The ethnic cleansing in Darfur has gone on since 2003, forcing two million people to abandon their homes and seek refuge in neighboring countries. As the violence rages, tens of thousands of displaced citizens have taken refuge in bordering Chad, and bringing with them the threat of insurgency. According to a new Human Rights Watch report, Chadian rebel groups have support from the Sudanese government to launch aggressive attacks in Eastern Chad.
The report, Darfur Bleeds: Recent Cross-Border Violence in Chad, is based on investigations conducted over the last two months in response to the spillover conflict that is now destroying neighboring Chad. 30,000 Chadians have abandoned their homes along the Chad/Sudan border in response to recent attacks, which include the mass destruction of villages, killing civilians and looting cattle, all apparently carried out in according with ethnic motives.
According to Peter Takirambudde, executive director of the Africa division at Human Rights Watch, Sudan’s policy of arming militias and letting them loose is spilling over the border, and civilians have no protection from their attacks, in Darfur or in Chad. Kaloy, a border village with a pre-conflict population of 1,904, now claims more than 10,000 individuals from 26 border villages, and has grown increasingly dangerous as the raids have followed settlers, overrunning the parameters of the village.

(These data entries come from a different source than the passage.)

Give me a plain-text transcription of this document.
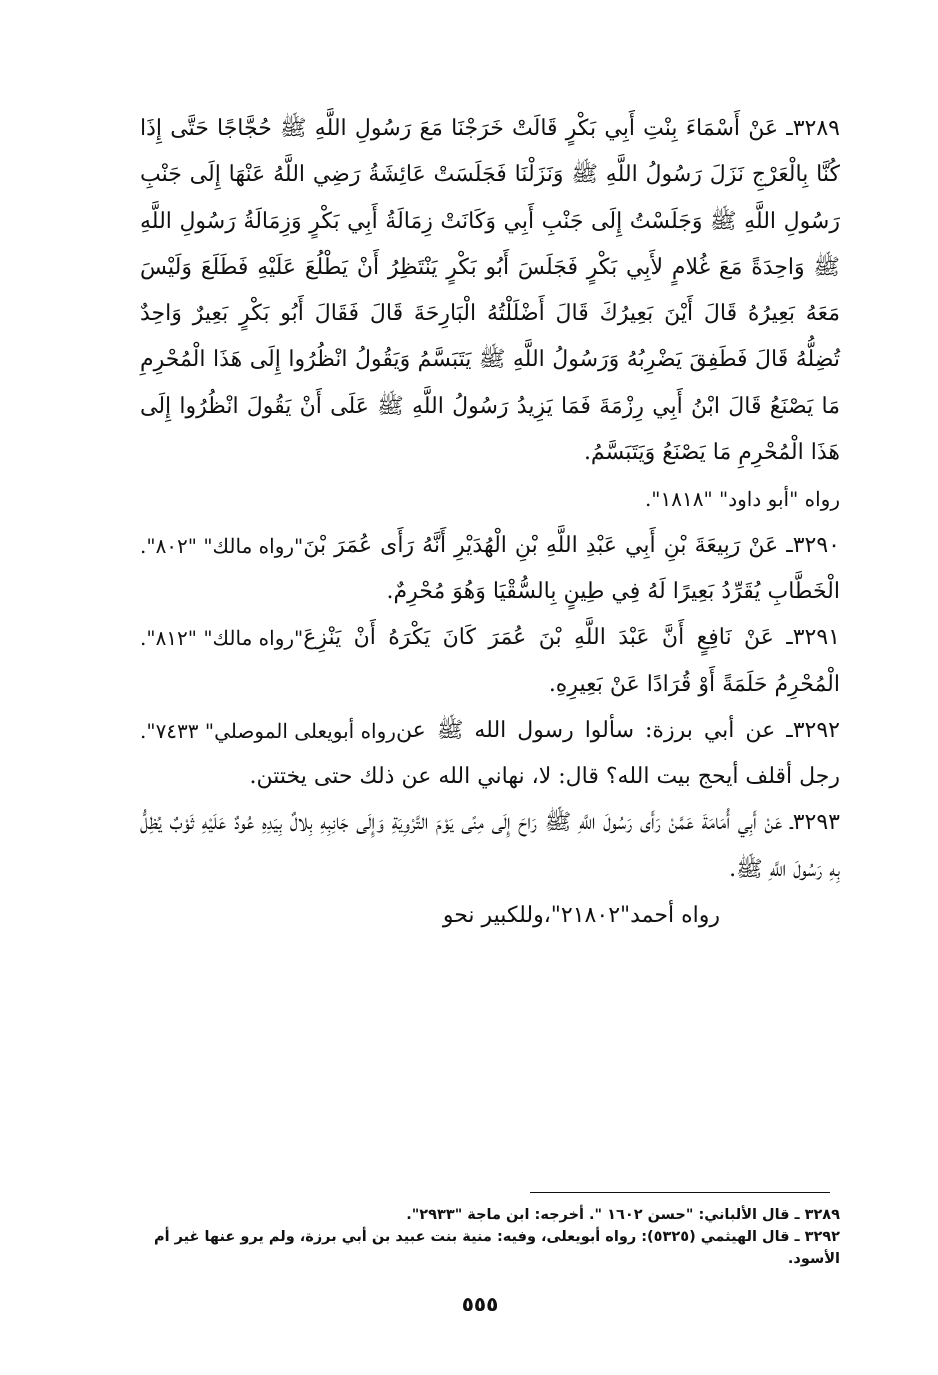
٣٢٨٩ـ عَنْ أَسْمَاءَ بِنْتِ أَبِي بَكْرٍ قَالَتْ خَرَجْنَا مَعَ رَسُولِ اللَّهِ ﷺ حُجَّاجًا حَتَّى إِذَا كُنَّا بِالْعَرْجِ نَزَلَ رَسُولُ اللَّهِ ﷺ وَنَزَلْنَا فَجَلَسَتْ عَائِشَةُ رَضِي اللَّهُ عَنْهَا إِلَى جَنْبِ رَسُولِ اللَّهِ ﷺ وَجَلَسْتُ إِلَى جَنْبِ أَبِي وَكَانَتْ زِمَالَةُ أَبِي بَكْرٍ وَزِمَالَةُ رَسُولِ اللَّهِ ﷺ وَاحِدَةً مَعَ غُلامٍ لأَبِي بَكْرٍ فَجَلَسَ أَبُو بَكْرٍ يَنْتَظِرُ أَنْ يَطْلُعَ عَلَيْهِ فَطَلَعَ وَلَيْسَ مَعَهُ بَعِيرُهُ قَالَ أَيْنَ بَعِيرُكَ قَالَ أَضْلَلْتُهُ الْبَارِحَةَ قَالَ فَقَالَ أَبُو بَكْرٍ بَعِيرٌ وَاحِدٌ تُضِلُّهُ قَالَ فَطَفِقَ يَضْرِبُهُ وَرَسُولُ اللَّهِ ﷺ يَتَبَسَّمُ وَيَقُولُ انْظُرُوا إِلَى هَذَا الْمُحْرِمِ مَا يَصْنَعُ قَالَ ابْنُ أَبِي رِزْمَةَ فَمَا يَزِيدُ رَسُولُ اللَّهِ ﷺ عَلَى أَنْ يَقُولَ انْظُرُوا إِلَى هَذَا الْمُحْرِمِ مَا يَصْنَعُ وَيَتَبَسَّمُ.
رواه "أبو داود" "١٨١٨".

"رواه مالك" "٨٠٢". ٣٢٩٠ـ عَنْ رَبِيعَةَ بْنِ أَبِي عَبْدِ اللَّهِ بْنِ الْهُدَيْرِ أَنَّهُ رَأَى عُمَرَ بْنَ الْخَطَّابِ يُقَرِّدُ بَعِيرًا لَهُ فِي طِينٍ بِالسُّقْيَا وَهُوَ مُحْرِمٌ.

"رواه مالك" "٨١٢". ٣٢٩١ـ عَنْ نَافِعٍ أَنَّ عَبْدَ اللَّهِ بْنَ عُمَرَ كَانَ يَكْرَهُ أَنْ يَنْزِعَ الْمُحْرِمُ حَلَمَةً أَوْ قُرَادًا عَنْ بَعِيرِهِ.

رواه أبويعلى الموصلي" ٧٤٣٣". ٣٢٩٢ـ عن أبي برزة: سألوا رسول الله ﷺ عن رجل أقلف أيحج بيت الله؟ قال: لا، نهاني الله عن ذلك حتى يختتن.

٣٢٩٣ـ عَنْ أَبِي أُمَامَةَ عَمَّنْ رَأَى رَسُولَ اللَّهِ ﷺ رَاحَ إِلَى مِنًى يَوْمَ التَّرْوِيَةِ وَإِلَى جَانِبِهِ بِلالٌ بِيَدِهِ عُودٌ عَلَيْهِ ثَوْبٌ يُظِلُّ بِهِ رَسُولَ اللَّهِ ﷺ.

رواه أحمد"٢١٨٠٢"،وللكبير نحو

٣٢٨٩ ـ قال الألباني: "حسن ١٦٠٢ ". أخرجه: ابن ماجة "٢٩٣٣".

٣٢٩٢ ـ قال الهيثمي (٥٣٢٥): رواه أبويعلى، وفيه: منية بنت عبيد بن أبي برزة، ولم يرو عنها غير أم الأسود.

٥٥٥
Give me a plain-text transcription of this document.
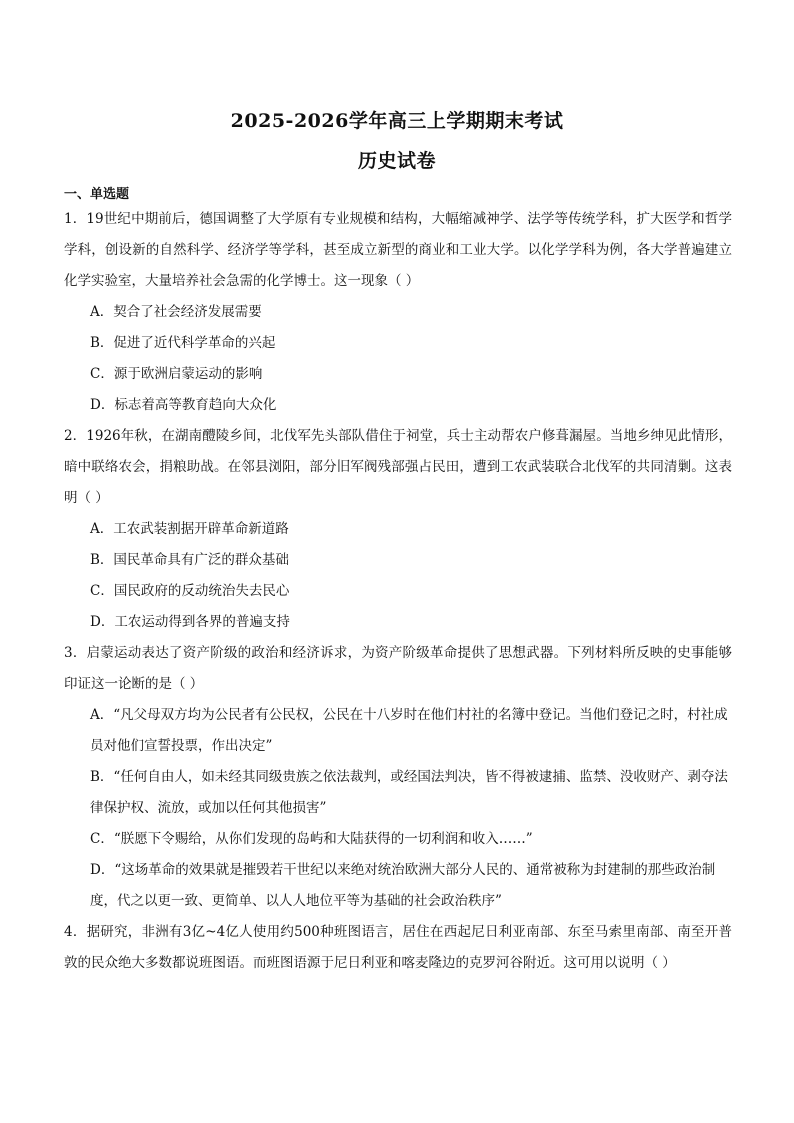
2025-2026学年高三上学期期末考试
历史试卷
一、单选题

1．19世纪中期前后，德国调整了大学原有专业规模和结构，大幅缩减神学、法学等传统学科，扩大医学和哲学学科，创设新的自然科学、经济学等学科，甚至成立新型的商业和工业大学。以化学学科为例，各大学普遍建立化学实验室，大量培养社会急需的化学博士。这一现象（ ）

A．契合了社会经济发展需要

B．促进了近代科学革命的兴起

C．源于欧洲启蒙运动的影响

D．标志着高等教育趋向大众化

2．1926年秋，在湖南醴陵乡间，北伐军先头部队借住于祠堂，兵士主动帮农户修葺漏屋。当地乡绅见此情形，暗中联络农会，捐粮助战。在邻县浏阳，部分旧军阀残部强占民田，遭到工农武装联合北伐军的共同清剿。这表明（ ）

A．工农武装割据开辟革命新道路

B．国民革命具有广泛的群众基础

C．国民政府的反动统治失去民心

D．工农运动得到各界的普遍支持

3．启蒙运动表达了资产阶级的政治和经济诉求，为资产阶级革命提供了思想武器。下列材料所反映的史事能够印证这一论断的是（ ）

A．“凡父母双方均为公民者有公民权，公民在十八岁时在他们村社的名簿中登记。当他们登记之时，村社成员对他们宣誓投票，作出决定”

B．“任何自由人，如未经其同级贵族之依法裁判，或经国法判决，皆不得被逮捕、监禁、没收财产、剥夺法律保护权、流放，或加以任何其他损害”

C．“朕愿下令赐给，从你们发现的岛屿和大陆获得的一切利润和收入……”

D．“这场革命的效果就是摧毁若干世纪以来绝对统治欧洲大部分人民的、通常被称为封建制的那些政治制度，代之以更一致、更简单、以人人地位平等为基础的社会政治秩序”

4．据研究，非洲有3亿~4亿人使用约500种班图语言，居住在西起尼日利亚南部、东至马索里南部、南至开普敦的民众绝大多数都说班图语。而班图语源于尼日利亚和喀麦隆边的克罗河谷附近。这可用以说明（ ）
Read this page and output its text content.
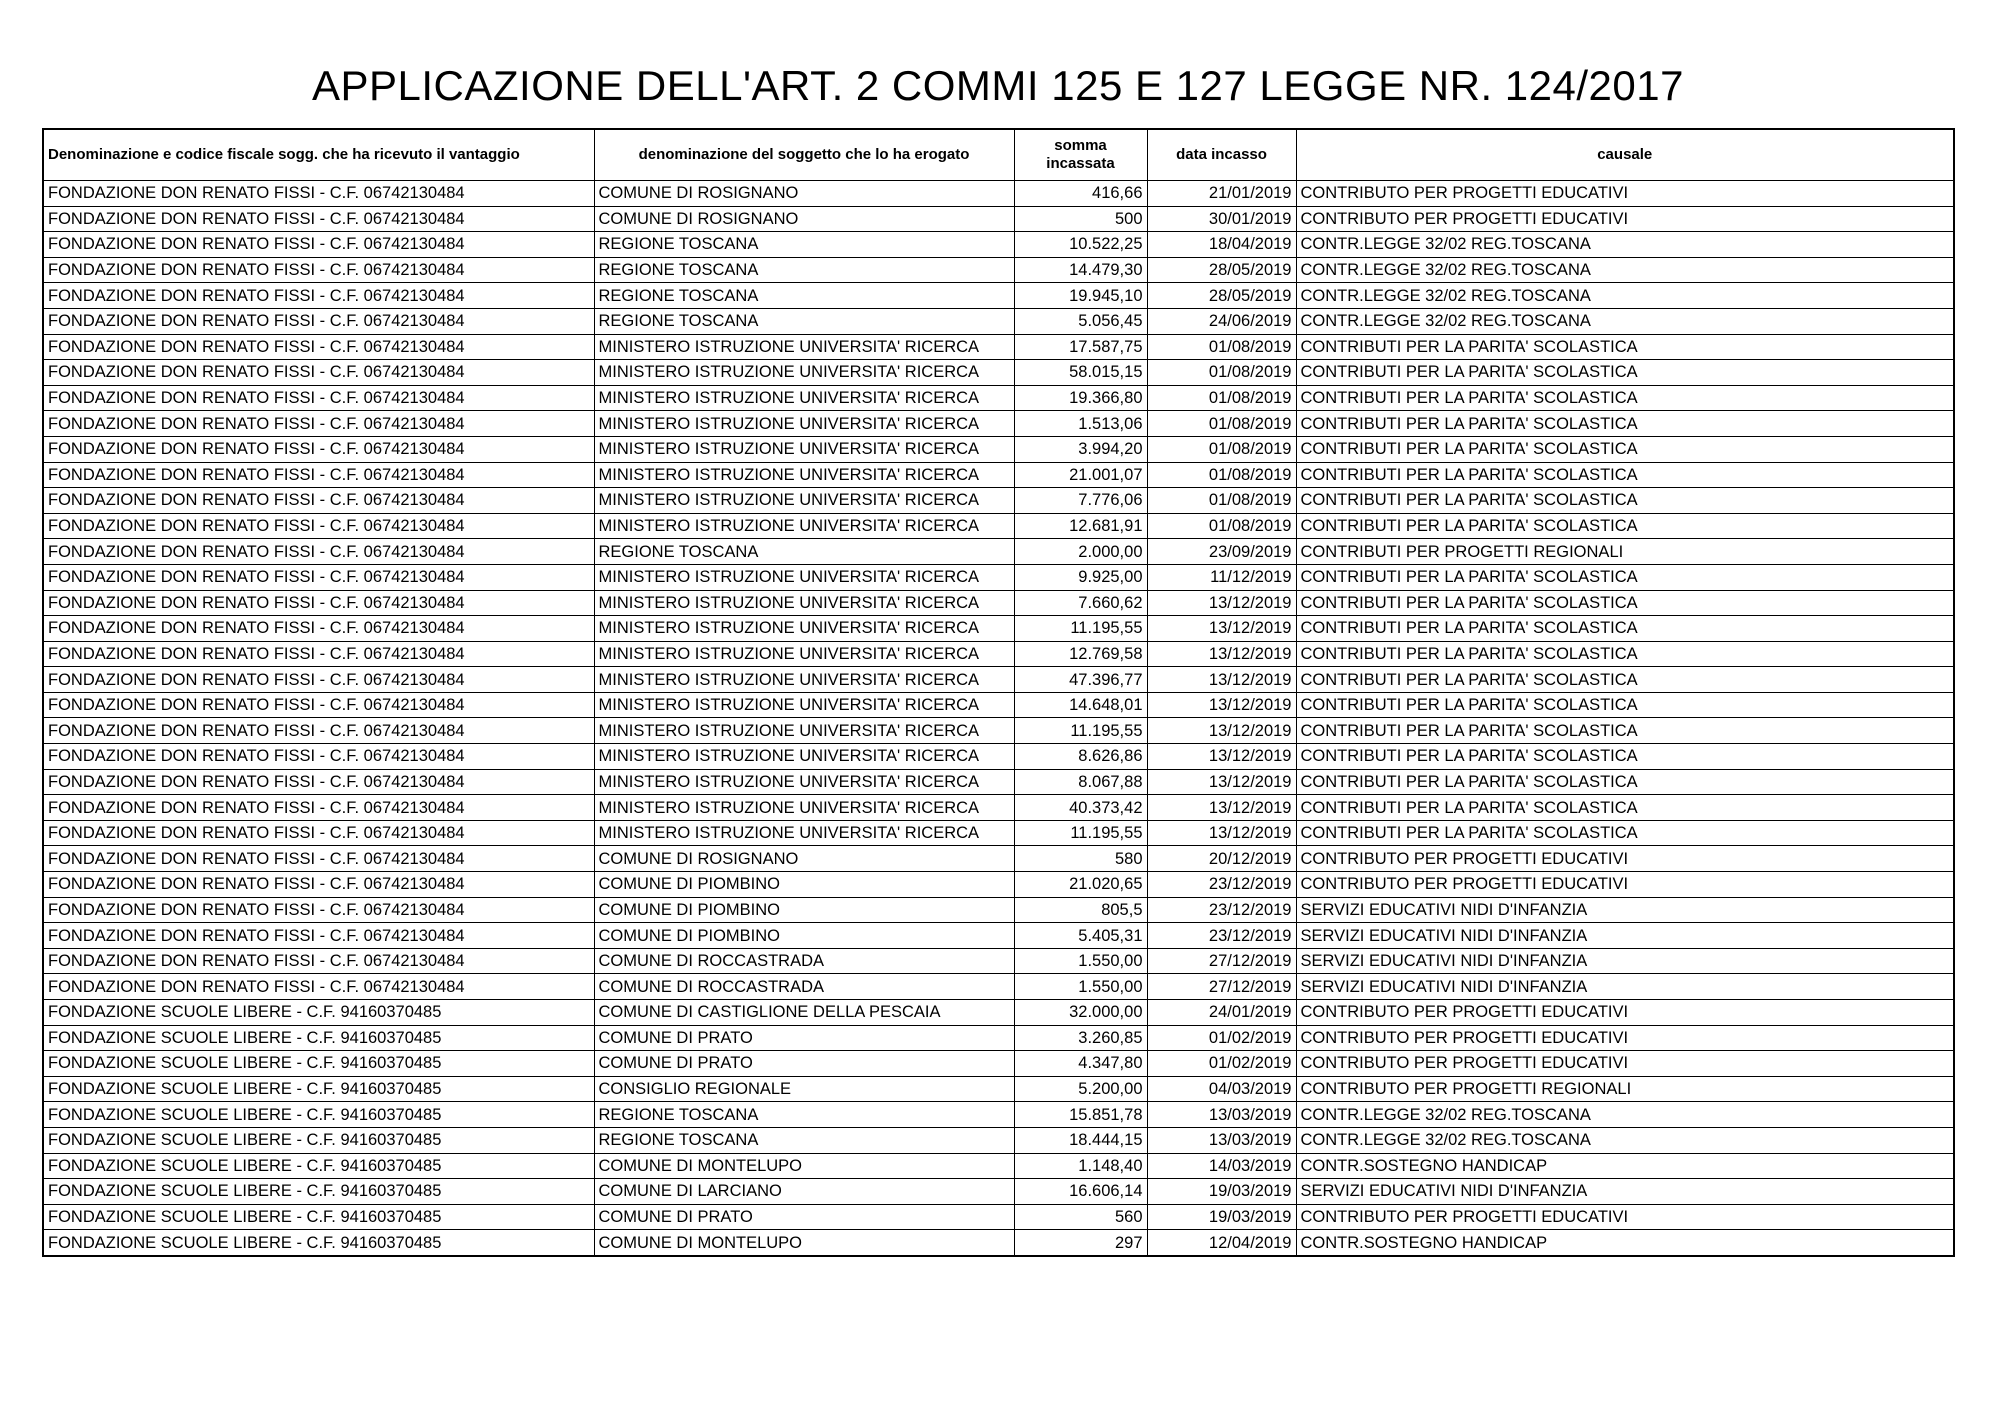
APPLICAZIONE DELL'ART. 2 COMMI 125 E 127 LEGGE NR. 124/2017
Denominazione e codice fiscale sogg. che ha ricevuto il vantaggio	denominazione del soggetto che lo ha erogato	somma incassata	data incasso	causale
FONDAZIONE DON RENATO FISSI - C.F. 06742130484	COMUNE DI ROSIGNANO	416,66	21/01/2019	CONTRIBUTO PER PROGETTI EDUCATIVI
FONDAZIONE DON RENATO FISSI - C.F. 06742130484	COMUNE DI ROSIGNANO	500	30/01/2019	CONTRIBUTO PER PROGETTI EDUCATIVI
FONDAZIONE DON RENATO FISSI - C.F. 06742130484	REGIONE TOSCANA	10.522,25	18/04/2019	CONTR.LEGGE 32/02 REG.TOSCANA
FONDAZIONE DON RENATO FISSI - C.F. 06742130484	REGIONE TOSCANA	14.479,30	28/05/2019	CONTR.LEGGE 32/02 REG.TOSCANA
FONDAZIONE DON RENATO FISSI - C.F. 06742130484	REGIONE TOSCANA	19.945,10	28/05/2019	CONTR.LEGGE 32/02 REG.TOSCANA
FONDAZIONE DON RENATO FISSI - C.F. 06742130484	REGIONE TOSCANA	5.056,45	24/06/2019	CONTR.LEGGE 32/02 REG.TOSCANA
FONDAZIONE DON RENATO FISSI - C.F. 06742130484	MINISTERO ISTRUZIONE UNIVERSITA' RICERCA	17.587,75	01/08/2019	CONTRIBUTI PER LA PARITA' SCOLASTICA
FONDAZIONE DON RENATO FISSI - C.F. 06742130484	MINISTERO ISTRUZIONE UNIVERSITA' RICERCA	58.015,15	01/08/2019	CONTRIBUTI PER LA PARITA' SCOLASTICA
FONDAZIONE DON RENATO FISSI - C.F. 06742130484	MINISTERO ISTRUZIONE UNIVERSITA' RICERCA	19.366,80	01/08/2019	CONTRIBUTI PER LA PARITA' SCOLASTICA
FONDAZIONE DON RENATO FISSI - C.F. 06742130484	MINISTERO ISTRUZIONE UNIVERSITA' RICERCA	1.513,06	01/08/2019	CONTRIBUTI PER LA PARITA' SCOLASTICA
FONDAZIONE DON RENATO FISSI - C.F. 06742130484	MINISTERO ISTRUZIONE UNIVERSITA' RICERCA	3.994,20	01/08/2019	CONTRIBUTI PER LA PARITA' SCOLASTICA
FONDAZIONE DON RENATO FISSI - C.F. 06742130484	MINISTERO ISTRUZIONE UNIVERSITA' RICERCA	21.001,07	01/08/2019	CONTRIBUTI PER LA PARITA' SCOLASTICA
FONDAZIONE DON RENATO FISSI - C.F. 06742130484	MINISTERO ISTRUZIONE UNIVERSITA' RICERCA	7.776,06	01/08/2019	CONTRIBUTI PER LA PARITA' SCOLASTICA
FONDAZIONE DON RENATO FISSI - C.F. 06742130484	MINISTERO ISTRUZIONE UNIVERSITA' RICERCA	12.681,91	01/08/2019	CONTRIBUTI PER LA PARITA' SCOLASTICA
FONDAZIONE DON RENATO FISSI - C.F. 06742130484	REGIONE TOSCANA	2.000,00	23/09/2019	CONTRIBUTI PER PROGETTI REGIONALI
FONDAZIONE DON RENATO FISSI - C.F. 06742130484	MINISTERO ISTRUZIONE UNIVERSITA' RICERCA	9.925,00	11/12/2019	CONTRIBUTI PER LA PARITA' SCOLASTICA
FONDAZIONE DON RENATO FISSI - C.F. 06742130484	MINISTERO ISTRUZIONE UNIVERSITA' RICERCA	7.660,62	13/12/2019	CONTRIBUTI PER LA PARITA' SCOLASTICA
FONDAZIONE DON RENATO FISSI - C.F. 06742130484	MINISTERO ISTRUZIONE UNIVERSITA' RICERCA	11.195,55	13/12/2019	CONTRIBUTI PER LA PARITA' SCOLASTICA
FONDAZIONE DON RENATO FISSI - C.F. 06742130484	MINISTERO ISTRUZIONE UNIVERSITA' RICERCA	12.769,58	13/12/2019	CONTRIBUTI PER LA PARITA' SCOLASTICA
FONDAZIONE DON RENATO FISSI - C.F. 06742130484	MINISTERO ISTRUZIONE UNIVERSITA' RICERCA	47.396,77	13/12/2019	CONTRIBUTI PER LA PARITA' SCOLASTICA
FONDAZIONE DON RENATO FISSI - C.F. 06742130484	MINISTERO ISTRUZIONE UNIVERSITA' RICERCA	14.648,01	13/12/2019	CONTRIBUTI PER LA PARITA' SCOLASTICA
FONDAZIONE DON RENATO FISSI - C.F. 06742130484	MINISTERO ISTRUZIONE UNIVERSITA' RICERCA	11.195,55	13/12/2019	CONTRIBUTI PER LA PARITA' SCOLASTICA
FONDAZIONE DON RENATO FISSI - C.F. 06742130484	MINISTERO ISTRUZIONE UNIVERSITA' RICERCA	8.626,86	13/12/2019	CONTRIBUTI PER LA PARITA' SCOLASTICA
FONDAZIONE DON RENATO FISSI - C.F. 06742130484	MINISTERO ISTRUZIONE UNIVERSITA' RICERCA	8.067,88	13/12/2019	CONTRIBUTI PER LA PARITA' SCOLASTICA
FONDAZIONE DON RENATO FISSI - C.F. 06742130484	MINISTERO ISTRUZIONE UNIVERSITA' RICERCA	40.373,42	13/12/2019	CONTRIBUTI PER LA PARITA' SCOLASTICA
FONDAZIONE DON RENATO FISSI - C.F. 06742130484	MINISTERO ISTRUZIONE UNIVERSITA' RICERCA	11.195,55	13/12/2019	CONTRIBUTI PER LA PARITA' SCOLASTICA
FONDAZIONE DON RENATO FISSI - C.F. 06742130484	COMUNE DI ROSIGNANO	580	20/12/2019	CONTRIBUTO PER PROGETTI EDUCATIVI
FONDAZIONE DON RENATO FISSI - C.F. 06742130484	COMUNE DI PIOMBINO	21.020,65	23/12/2019	CONTRIBUTO PER PROGETTI EDUCATIVI
FONDAZIONE DON RENATO FISSI - C.F. 06742130484	COMUNE DI PIOMBINO	805,5	23/12/2019	SERVIZI EDUCATIVI NIDI D'INFANZIA
FONDAZIONE DON RENATO FISSI - C.F. 06742130484	COMUNE DI PIOMBINO	5.405,31	23/12/2019	SERVIZI EDUCATIVI NIDI D'INFANZIA
FONDAZIONE DON RENATO FISSI - C.F. 06742130484	COMUNE DI ROCCASTRADA	1.550,00	27/12/2019	SERVIZI EDUCATIVI NIDI D'INFANZIA
FONDAZIONE DON RENATO FISSI - C.F. 06742130484	COMUNE DI ROCCASTRADA	1.550,00	27/12/2019	SERVIZI EDUCATIVI NIDI D'INFANZIA
FONDAZIONE SCUOLE LIBERE - C.F. 94160370485	COMUNE DI CASTIGLIONE DELLA PESCAIA	32.000,00	24/01/2019	CONTRIBUTO PER PROGETTI EDUCATIVI
FONDAZIONE SCUOLE LIBERE - C.F. 94160370485	COMUNE DI PRATO	3.260,85	01/02/2019	CONTRIBUTO PER PROGETTI EDUCATIVI
FONDAZIONE SCUOLE LIBERE - C.F. 94160370485	COMUNE DI PRATO	4.347,80	01/02/2019	CONTRIBUTO PER PROGETTI EDUCATIVI
FONDAZIONE SCUOLE LIBERE - C.F. 94160370485	CONSIGLIO REGIONALE	5.200,00	04/03/2019	CONTRIBUTO PER PROGETTI REGIONALI
FONDAZIONE SCUOLE LIBERE - C.F. 94160370485	REGIONE TOSCANA	15.851,78	13/03/2019	CONTR.LEGGE 32/02 REG.TOSCANA
FONDAZIONE SCUOLE LIBERE - C.F. 94160370485	REGIONE TOSCANA	18.444,15	13/03/2019	CONTR.LEGGE 32/02 REG.TOSCANA
FONDAZIONE SCUOLE LIBERE - C.F. 94160370485	COMUNE DI MONTELUPO	1.148,40	14/03/2019	CONTR.SOSTEGNO HANDICAP
FONDAZIONE SCUOLE LIBERE - C.F. 94160370485	COMUNE DI LARCIANO	16.606,14	19/03/2019	SERVIZI EDUCATIVI NIDI D'INFANZIA
FONDAZIONE SCUOLE LIBERE - C.F. 94160370485	COMUNE DI PRATO	560	19/03/2019	CONTRIBUTO PER PROGETTI EDUCATIVI
FONDAZIONE SCUOLE LIBERE - C.F. 94160370485	COMUNE DI MONTELUPO	297	12/04/2019	CONTR.SOSTEGNO HANDICAP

While the number of attacks continues to climb, the U.S. has calledfor UN peacekeeping troops to take over responsibility for the region from the African Union. (Today the Sudanese government rejected this proposal.) And President Bush has already attracted attention by calling French president Jacques Chirac raising “his concern about the deteriorating situation in Darfur and his view that NATO should be more actively involved in a robust international response to this crisis, and doubling the number of peacekeepers already there.”